A Financial Analyst with Dalex Finance, Joe Jackson has stated that persons whose bonds and investments will be affected by the debt exchange programme are individuals who do not hold government bonds individually.
According to him, since the government has exempted individual bondholders and Treasury bills from the list of affected people, “smaller investors” will bear the brunt of the action.
“At this moment, individuals who were wealthy enough to buy bonds in their own names are not being touched, Treasury Bills are not being touched. It is corporates that are being touched,” he was quoted by 3news.com.
“Unfortunately,” he added, “the smaller investor who is not rich enough to buy bonds in his name is now indirectly, being affected because that investor joined a corporate investment scheme, and the scheme is a corporate entity that has been affected by the haircut.
“At this moment, you have got to accept it and move on however bitter the pill is, however unfair the pill is, however angry we feel about the pill,” he said.
Government announced the Debt Exchange programme on December 5, 2022, to invite domestic bondholders to voluntarily swap their bonds for fresh ones.
The finance minister said: “In particular, it does not embed any principal haircut on Eligible Bonds, as we promised. Let me repeat this fact as plainly as I can, in this debt exchange individual holders of domestic bonds are not affected and will not lose the face value of their investments. So let us remove any doubt and discard any speculation that the Government is about to cut your retirement savings or the notional value of your investments.
“That is not the case. As already announced, Treasury Bills are completely exempted, and all holders will be paid the full value of their investments on maturity. There will be NO haircut on the principal of bonds.
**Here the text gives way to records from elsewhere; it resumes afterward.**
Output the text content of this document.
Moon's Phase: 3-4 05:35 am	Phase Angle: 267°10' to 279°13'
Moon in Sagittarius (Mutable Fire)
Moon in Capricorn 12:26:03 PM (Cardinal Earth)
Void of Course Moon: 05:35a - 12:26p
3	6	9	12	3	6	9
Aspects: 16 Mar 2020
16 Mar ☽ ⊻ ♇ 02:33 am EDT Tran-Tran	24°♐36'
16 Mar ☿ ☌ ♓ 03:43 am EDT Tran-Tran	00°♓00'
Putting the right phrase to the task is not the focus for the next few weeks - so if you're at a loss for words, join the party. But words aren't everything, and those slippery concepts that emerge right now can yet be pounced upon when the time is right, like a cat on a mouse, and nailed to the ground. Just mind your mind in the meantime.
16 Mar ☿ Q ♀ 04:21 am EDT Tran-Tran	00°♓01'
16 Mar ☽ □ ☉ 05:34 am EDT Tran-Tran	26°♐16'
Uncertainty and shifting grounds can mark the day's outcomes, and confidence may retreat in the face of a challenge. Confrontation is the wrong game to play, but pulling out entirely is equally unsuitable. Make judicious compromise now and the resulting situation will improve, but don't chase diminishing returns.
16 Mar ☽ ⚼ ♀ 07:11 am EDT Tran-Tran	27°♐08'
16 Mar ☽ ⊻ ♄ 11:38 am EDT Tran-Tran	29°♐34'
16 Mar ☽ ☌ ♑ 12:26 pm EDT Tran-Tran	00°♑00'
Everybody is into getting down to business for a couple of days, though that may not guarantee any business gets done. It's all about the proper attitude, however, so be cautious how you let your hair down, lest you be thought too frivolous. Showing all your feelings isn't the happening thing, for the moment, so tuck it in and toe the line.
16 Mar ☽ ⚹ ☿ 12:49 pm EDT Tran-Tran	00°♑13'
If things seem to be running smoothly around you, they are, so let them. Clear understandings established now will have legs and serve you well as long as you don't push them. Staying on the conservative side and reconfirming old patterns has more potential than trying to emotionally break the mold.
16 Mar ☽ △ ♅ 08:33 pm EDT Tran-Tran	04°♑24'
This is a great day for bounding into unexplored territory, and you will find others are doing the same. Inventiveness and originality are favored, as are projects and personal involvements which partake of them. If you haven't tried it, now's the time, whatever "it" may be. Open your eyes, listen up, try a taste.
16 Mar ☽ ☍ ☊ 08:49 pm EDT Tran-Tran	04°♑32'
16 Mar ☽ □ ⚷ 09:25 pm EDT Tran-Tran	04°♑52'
Individuals who hold bonds will also not be affected at all,” he added.
Joe Jackson further urged the government to also cut its expenditure in order for the restructuring to achieve the intended purpose.
He continued, “The government must also cut expenditure; this is about cutting expenditure too. At the moment, I don’t think the government has cut enough expenditure. In next year’s budget, we are still borrowing GH¢61 billion.
“That doesn’t make sense to me, that is not a nation in austerity. The government must cut expenditure, they must show that they are willing to bear the pain,” he said.